Jayalalithaa slams Raghuram Rajan committee report

It tries to give intellectual justification to deliver resources to potential ally

October 02, 2013 01:57 pm | Updated November 26, 2021 10:24 pm IST - Chennai

Tamil Nadu Chieg Minister Jayalalithaa wrote to Prime Minister Manmohan Singh urging him to reject the report.

Tamil Nadu Chieg Minister Jayalalithaa wrote to Prime Minister Manmohan Singh urging him to reject the report.

Trashing the report of the Dr. Raghuram Rajan Committee for Evolving a Composite Development Index of States on many counts, Chief Minister Jayalalithaa has charged Union Finance Minister P. Chidambaram and his Ministry with attempting to, by setting up the panel, prejudice and undermine the work of the 14th Finance Commission.

Ms.Jayalalithaa, who wrote to Prime Minister Manmohan Singh on Tuesday urging him to reject the report, said it was apparent that the report was an attempt to provide an “intellectual justification” to deliver resources to a potential political ally. Also it was to meet the political objective of the mentor of the report.

“Special Category Status”

The background to the Committee was the repeated demand of Bihar for “Special Category Status” as that would enable greater fund flow to the State and address its developmental deficit, said the letter, details of which were released to the media on Wednesday.

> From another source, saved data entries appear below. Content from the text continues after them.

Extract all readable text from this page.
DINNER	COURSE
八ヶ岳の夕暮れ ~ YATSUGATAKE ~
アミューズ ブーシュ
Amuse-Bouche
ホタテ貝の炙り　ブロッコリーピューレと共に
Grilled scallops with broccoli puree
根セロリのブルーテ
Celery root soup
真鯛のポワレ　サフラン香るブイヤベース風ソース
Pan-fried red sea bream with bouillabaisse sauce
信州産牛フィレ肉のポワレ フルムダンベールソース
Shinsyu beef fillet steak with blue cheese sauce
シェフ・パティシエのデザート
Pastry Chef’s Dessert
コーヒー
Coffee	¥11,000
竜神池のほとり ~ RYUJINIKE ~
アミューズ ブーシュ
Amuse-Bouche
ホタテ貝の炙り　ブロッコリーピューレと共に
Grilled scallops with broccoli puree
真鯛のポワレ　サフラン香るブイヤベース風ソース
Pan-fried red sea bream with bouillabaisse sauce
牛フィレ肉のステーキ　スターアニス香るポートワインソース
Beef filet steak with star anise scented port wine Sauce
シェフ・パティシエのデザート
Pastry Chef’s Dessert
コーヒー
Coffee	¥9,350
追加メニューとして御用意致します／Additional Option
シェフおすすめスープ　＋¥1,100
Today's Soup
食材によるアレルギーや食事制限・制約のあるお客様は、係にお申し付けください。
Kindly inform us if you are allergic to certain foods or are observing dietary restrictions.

A committee set up by the Finance Minister could never substitute the constitutionally-mandated process of the Finance Commission.

With the 14th Finance Commission already formed, “it should be allowed to function freely. There should be no “such attempts at deliberate tutoring and misleading inputs from the Government of India masquerading as intellectual attempts at redressing backwardness,” she added.

The Rajan Committee report failed to take note of some very crucial dimensions of Centre-State financial relations in India. Its assumption that the purpose of transfer of resources was primarily to reduce regional disparities was incorrect. “The report fails to capture the multiple dimensions of different types of transfer from the Centre to the States,” she said, cautioning that any attempt to apply the findings on a wide scale would be very simplistic and unfair.

Condemning the report for “completely ignoring the historical background while advocating the new mechanism of allocation based on the underdevelopment index,” Ms.Jayalalithaa said any such far reaching modification would have to be approved by the Union Planning Commission and the National Development Council.

The report “contains within it the danger of a substantial pre-emption of grant resources in favour of a few populous States if applied more generally to Central transfers.” Given that barely six months remain for the UPA government’s term, “I do not think this is the appropriate time to undertake such a sensitive and complex exercise.”

While ranking of Tamil Nadu as the third relatively-developed State was “a matter of gratification and recognition” of sustained developmental efforts, there were a number of issues with the index.

Describing the allocation formula as skewed and a highly unfair mechanism, Ms.Jayalalithaa said “using mathematical jugglery to disproportionately increase resource allocation to a selected group of States is invidious and an attempt to rob Peter to pay Paul.”